Ya no titubeó. Un día, burlando toda vigilancia, sin decir siquiera una palabra a su madre, desapareció de casa, arrastrando consigo a su hermana Baldegotona. Su hermano dióse a buscarlas por todos los conventos de Córdoba, pero inútilmente. En vano hizo prender a los clérigos de quienes sospechaba que habían estado en relaciones con la desaparecida, porque les había visto entrar en su casa para llevarle diariamente la comunión; nada pudo conseguir con sus pesquisas, hasta que la magnánima doncella, viendo que otros sufrían por causa de ella, salió de su escondrijo, y presentándose en esa, dijo a su hermano: «Ya sé con qué afán me buscas y cuánto te preocupas por mí; pues bien: aquí me tienes. Vengo armada de la señal de la cruz. Ahora arráncame esta fe, sepárame de Cristo, si puedes; creo que será difícil, porque estoy dispuesta a sufrir por Él todos los suplicios. Esto es hablar reciamente, ¿verdad? Pues bien: en medio del martirio estaré más firme todavía.»

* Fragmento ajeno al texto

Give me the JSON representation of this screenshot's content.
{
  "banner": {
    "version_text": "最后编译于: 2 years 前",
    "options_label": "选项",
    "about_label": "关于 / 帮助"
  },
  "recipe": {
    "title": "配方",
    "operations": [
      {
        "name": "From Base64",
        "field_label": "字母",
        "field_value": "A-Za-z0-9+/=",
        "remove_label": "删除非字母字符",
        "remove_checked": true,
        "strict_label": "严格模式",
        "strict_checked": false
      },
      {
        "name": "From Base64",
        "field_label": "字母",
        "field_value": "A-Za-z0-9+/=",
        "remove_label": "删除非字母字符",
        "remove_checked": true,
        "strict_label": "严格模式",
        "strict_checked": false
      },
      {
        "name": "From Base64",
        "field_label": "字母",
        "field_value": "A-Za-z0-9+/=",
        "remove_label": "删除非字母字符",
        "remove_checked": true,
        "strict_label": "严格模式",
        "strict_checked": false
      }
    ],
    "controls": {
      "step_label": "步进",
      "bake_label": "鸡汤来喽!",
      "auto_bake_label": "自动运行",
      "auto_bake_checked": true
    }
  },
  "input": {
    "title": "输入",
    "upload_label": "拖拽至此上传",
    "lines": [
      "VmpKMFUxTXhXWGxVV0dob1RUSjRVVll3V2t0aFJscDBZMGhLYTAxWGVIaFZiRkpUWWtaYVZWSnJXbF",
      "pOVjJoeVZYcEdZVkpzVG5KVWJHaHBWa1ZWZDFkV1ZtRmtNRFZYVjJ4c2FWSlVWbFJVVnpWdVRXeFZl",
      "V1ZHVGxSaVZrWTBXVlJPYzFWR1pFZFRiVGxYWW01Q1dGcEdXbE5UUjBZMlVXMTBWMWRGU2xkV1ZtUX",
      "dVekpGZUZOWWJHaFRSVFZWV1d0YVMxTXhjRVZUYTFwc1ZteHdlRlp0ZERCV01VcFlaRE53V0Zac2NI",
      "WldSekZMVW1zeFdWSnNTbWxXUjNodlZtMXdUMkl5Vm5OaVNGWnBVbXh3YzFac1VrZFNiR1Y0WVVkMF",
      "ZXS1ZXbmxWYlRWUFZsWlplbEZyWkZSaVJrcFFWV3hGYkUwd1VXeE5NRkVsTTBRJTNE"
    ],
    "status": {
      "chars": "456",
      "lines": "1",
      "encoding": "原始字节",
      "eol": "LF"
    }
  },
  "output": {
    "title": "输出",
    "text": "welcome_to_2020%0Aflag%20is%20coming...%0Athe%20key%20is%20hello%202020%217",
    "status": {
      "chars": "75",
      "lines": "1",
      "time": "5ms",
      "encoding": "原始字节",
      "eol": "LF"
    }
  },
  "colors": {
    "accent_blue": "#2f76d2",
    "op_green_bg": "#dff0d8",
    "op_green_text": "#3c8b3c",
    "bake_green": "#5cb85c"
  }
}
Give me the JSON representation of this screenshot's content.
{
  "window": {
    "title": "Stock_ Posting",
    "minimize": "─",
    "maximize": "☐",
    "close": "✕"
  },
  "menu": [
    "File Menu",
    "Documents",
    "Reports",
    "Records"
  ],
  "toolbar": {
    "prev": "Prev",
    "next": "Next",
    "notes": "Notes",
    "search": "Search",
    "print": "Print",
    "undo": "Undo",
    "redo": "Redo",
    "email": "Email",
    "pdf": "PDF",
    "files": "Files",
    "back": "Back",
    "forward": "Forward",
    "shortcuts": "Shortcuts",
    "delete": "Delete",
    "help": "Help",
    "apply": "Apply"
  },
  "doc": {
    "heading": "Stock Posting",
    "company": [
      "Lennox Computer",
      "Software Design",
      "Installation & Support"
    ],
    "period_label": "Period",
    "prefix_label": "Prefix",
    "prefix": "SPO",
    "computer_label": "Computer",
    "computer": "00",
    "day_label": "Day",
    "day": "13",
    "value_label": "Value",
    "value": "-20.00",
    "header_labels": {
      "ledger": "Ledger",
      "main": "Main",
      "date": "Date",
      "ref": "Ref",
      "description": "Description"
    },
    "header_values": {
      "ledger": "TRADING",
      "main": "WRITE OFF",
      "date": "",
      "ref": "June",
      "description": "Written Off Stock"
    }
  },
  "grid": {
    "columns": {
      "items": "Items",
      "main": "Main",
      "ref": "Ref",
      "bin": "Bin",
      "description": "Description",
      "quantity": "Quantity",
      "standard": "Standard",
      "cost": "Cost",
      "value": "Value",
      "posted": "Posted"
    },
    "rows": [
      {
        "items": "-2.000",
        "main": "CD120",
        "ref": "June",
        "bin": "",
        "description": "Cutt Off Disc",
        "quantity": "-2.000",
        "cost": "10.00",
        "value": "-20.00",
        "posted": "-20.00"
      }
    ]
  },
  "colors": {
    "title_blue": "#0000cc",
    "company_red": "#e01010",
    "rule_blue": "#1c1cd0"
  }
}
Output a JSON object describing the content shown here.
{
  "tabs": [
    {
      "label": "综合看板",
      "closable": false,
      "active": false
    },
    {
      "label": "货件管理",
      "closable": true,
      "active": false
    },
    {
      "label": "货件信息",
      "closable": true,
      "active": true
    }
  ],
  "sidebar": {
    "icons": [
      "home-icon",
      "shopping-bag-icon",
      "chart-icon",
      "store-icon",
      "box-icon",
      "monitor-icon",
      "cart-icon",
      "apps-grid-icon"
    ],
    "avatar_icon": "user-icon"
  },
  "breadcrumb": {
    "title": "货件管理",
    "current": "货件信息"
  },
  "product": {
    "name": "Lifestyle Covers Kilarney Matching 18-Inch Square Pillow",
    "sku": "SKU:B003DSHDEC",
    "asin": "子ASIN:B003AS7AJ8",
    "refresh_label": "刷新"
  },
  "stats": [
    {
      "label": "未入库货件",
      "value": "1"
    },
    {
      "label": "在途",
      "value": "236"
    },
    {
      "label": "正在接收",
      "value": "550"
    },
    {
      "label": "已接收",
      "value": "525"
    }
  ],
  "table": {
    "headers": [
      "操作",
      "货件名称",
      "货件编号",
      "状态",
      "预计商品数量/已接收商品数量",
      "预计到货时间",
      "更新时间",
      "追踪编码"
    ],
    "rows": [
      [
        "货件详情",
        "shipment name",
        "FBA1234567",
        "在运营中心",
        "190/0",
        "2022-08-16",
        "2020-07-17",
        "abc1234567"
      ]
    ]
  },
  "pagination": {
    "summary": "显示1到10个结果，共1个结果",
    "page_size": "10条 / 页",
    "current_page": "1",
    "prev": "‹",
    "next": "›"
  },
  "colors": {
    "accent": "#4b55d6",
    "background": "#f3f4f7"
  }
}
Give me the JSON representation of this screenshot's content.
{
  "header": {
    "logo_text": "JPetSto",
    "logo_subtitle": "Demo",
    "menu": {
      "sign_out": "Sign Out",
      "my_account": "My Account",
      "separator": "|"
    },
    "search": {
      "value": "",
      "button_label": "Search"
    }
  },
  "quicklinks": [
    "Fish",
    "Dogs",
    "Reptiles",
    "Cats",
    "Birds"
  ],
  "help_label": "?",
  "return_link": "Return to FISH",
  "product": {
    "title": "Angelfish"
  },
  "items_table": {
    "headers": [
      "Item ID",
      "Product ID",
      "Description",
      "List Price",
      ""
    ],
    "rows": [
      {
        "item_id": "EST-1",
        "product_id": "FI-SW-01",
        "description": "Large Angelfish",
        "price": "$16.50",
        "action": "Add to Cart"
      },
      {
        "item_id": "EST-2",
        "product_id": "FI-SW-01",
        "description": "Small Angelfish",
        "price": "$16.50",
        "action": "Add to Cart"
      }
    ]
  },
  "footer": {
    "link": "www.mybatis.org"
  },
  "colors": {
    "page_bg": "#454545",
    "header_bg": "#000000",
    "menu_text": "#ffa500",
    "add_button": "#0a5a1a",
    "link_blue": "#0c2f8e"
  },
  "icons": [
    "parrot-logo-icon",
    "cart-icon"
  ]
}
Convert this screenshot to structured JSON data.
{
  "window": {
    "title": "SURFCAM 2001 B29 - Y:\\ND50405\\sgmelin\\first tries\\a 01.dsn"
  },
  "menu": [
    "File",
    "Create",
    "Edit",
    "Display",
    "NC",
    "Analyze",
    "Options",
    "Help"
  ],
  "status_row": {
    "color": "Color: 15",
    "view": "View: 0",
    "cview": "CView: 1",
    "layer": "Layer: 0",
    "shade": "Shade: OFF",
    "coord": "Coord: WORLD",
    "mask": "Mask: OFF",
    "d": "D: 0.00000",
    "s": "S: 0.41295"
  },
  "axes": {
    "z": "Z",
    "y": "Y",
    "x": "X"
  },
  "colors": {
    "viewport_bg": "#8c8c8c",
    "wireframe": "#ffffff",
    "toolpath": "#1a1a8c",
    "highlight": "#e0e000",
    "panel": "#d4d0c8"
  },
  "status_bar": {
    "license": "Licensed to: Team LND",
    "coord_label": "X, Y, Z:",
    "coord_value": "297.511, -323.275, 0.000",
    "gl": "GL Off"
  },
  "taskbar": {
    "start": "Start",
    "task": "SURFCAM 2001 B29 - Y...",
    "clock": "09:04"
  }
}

El mahometano llevó a su hermana a la presencia del cadí. Lo era entonces Moad ben Otmán el Xabaní, hombre bastante discreto y de carácter suave, dispuesto a pensar lo mejor de los reos que llegaban a su presencia. Pudo hacer degollar a la joven, pero se contentó con un escarmiento: dos hombres sujetaron sus brazos, y otro le desgarró la nuca a latigazos. Cuando la víctima estaba ya sin sentido, dijo el juez a su hermano:

—Ahora, cúrala e instruyela en nuestra religión, y si no adelantas nada, tráemela de nuevo.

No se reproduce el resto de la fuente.